One of the most frustrating aspects of the current political climate is the hyper partisanship that has taken hold. I've always considered myself a realist when it comes to policy -- identifying problems and seeking solutions without considering whose idea it happens to be. As polarized as we seem to be on the surface, I find that when I talk to people in general about issues, they typically agree on the existence of the issues as well as what the desired outcome should be. Where people tend to diverge is on the strategy in between.
One of the favorite past times to emerge among pundits during this period of polarization is the parsing of language in search of hypocrisy between the parties. Democrats and Republicans have painted themselves into dogmatic corners that leave them very little wiggle room when it comes to policy.
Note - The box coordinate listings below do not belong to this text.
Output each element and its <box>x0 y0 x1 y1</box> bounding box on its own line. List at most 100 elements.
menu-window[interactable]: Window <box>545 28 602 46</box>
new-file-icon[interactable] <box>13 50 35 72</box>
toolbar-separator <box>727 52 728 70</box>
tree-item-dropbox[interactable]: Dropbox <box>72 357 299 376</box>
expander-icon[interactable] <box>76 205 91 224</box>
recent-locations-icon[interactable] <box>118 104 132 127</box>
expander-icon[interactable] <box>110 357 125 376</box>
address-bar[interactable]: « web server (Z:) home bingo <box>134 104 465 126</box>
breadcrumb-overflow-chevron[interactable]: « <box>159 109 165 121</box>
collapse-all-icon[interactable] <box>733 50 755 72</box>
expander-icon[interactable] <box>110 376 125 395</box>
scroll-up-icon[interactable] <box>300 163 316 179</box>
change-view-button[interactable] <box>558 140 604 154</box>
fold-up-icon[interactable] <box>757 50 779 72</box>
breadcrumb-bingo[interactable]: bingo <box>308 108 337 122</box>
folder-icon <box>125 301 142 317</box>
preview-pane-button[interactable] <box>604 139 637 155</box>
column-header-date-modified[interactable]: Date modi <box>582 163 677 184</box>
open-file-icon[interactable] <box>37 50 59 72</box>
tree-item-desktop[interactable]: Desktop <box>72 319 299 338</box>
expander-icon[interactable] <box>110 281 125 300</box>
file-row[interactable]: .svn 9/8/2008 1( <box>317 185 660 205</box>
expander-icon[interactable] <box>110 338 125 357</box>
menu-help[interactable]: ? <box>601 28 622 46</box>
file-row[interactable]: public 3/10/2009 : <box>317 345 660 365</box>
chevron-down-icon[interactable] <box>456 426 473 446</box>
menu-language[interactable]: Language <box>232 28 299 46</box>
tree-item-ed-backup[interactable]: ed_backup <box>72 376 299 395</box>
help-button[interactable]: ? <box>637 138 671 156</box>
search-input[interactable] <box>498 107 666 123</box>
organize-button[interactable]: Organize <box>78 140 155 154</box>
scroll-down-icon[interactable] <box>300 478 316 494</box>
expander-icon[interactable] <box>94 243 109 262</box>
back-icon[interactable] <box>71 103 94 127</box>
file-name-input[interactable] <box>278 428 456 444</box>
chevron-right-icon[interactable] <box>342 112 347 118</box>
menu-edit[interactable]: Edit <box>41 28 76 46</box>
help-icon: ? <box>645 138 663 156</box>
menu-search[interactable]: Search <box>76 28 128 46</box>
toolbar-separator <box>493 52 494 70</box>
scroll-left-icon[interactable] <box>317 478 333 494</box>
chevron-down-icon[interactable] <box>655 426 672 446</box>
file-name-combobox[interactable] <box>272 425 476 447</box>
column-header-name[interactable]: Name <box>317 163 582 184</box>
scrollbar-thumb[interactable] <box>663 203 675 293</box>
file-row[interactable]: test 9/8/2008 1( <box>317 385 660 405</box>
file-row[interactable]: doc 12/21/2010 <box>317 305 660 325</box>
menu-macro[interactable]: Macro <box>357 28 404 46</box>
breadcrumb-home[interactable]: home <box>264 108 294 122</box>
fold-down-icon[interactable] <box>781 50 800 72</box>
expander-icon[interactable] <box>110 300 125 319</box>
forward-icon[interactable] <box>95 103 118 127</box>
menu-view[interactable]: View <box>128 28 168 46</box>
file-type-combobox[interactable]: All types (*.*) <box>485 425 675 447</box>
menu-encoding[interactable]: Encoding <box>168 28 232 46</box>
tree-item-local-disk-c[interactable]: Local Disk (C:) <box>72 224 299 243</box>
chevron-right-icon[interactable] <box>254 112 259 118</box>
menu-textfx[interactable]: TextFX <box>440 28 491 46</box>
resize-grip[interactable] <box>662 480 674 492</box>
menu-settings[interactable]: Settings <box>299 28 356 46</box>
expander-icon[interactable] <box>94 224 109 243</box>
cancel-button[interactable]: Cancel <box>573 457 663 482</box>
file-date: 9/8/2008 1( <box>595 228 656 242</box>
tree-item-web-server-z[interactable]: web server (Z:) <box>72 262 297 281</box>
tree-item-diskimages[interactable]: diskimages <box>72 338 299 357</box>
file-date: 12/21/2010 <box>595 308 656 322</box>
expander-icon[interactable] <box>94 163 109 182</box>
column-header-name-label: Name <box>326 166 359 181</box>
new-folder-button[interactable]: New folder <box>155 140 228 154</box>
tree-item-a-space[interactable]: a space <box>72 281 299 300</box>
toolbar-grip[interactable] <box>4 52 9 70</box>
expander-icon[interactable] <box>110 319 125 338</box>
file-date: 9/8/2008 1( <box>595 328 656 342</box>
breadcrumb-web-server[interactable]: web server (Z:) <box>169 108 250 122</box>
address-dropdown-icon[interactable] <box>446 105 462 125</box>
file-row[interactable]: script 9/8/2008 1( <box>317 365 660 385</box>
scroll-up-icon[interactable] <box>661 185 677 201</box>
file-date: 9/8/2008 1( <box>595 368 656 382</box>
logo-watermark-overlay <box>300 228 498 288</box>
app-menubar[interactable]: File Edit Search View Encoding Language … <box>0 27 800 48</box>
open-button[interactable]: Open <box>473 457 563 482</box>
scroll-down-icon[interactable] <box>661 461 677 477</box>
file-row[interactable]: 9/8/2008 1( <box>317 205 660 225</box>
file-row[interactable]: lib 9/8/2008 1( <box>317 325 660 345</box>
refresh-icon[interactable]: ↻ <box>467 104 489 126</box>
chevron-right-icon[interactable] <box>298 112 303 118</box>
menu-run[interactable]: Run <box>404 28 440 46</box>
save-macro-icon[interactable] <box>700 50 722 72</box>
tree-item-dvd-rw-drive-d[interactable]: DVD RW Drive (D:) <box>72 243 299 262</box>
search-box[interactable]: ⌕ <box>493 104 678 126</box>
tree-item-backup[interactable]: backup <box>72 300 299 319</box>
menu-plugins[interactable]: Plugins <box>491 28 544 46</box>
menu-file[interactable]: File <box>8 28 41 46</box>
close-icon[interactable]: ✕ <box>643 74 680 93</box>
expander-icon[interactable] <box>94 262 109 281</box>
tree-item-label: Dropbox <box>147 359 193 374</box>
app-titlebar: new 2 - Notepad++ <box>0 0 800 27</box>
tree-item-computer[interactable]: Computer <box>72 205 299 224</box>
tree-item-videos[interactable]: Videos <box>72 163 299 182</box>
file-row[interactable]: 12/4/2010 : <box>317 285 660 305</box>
Small government conservatives have a hard time explaining why they feel that government should be restrained in one area, while exercising full authority in another. Similarly, liberals who stereotypically see government action as the solution to all the world's ills struggle when they choose to take a laissez-fare position on an ostensibly crucial issue.
The fact is that issues and solutions don't abide by dogma. The critical part of governing is being open minded enough to seek as many opinions as possible, especially from experts, and to make rational judgments based on the information available. Making decisions based on fallible personal core beliefs is dangerous at best, and public servants who strive for good governance over partisanship should guard against it.
These days, it is considered a sin for someone running for office not to espouse the hard party line on the big issues of the day, but as I try to communicate my thoughts, they will tend to be more statements of general philosophy than hardened position statements. I recognized that although I have some knowledge and experience in certain areas, there is information that I do not necessarily have. Although my decisions are informed by my life experiences and tend to bend to the progressive side of the political spectrum, I am open to all arguments, and my positions are likely to evolve.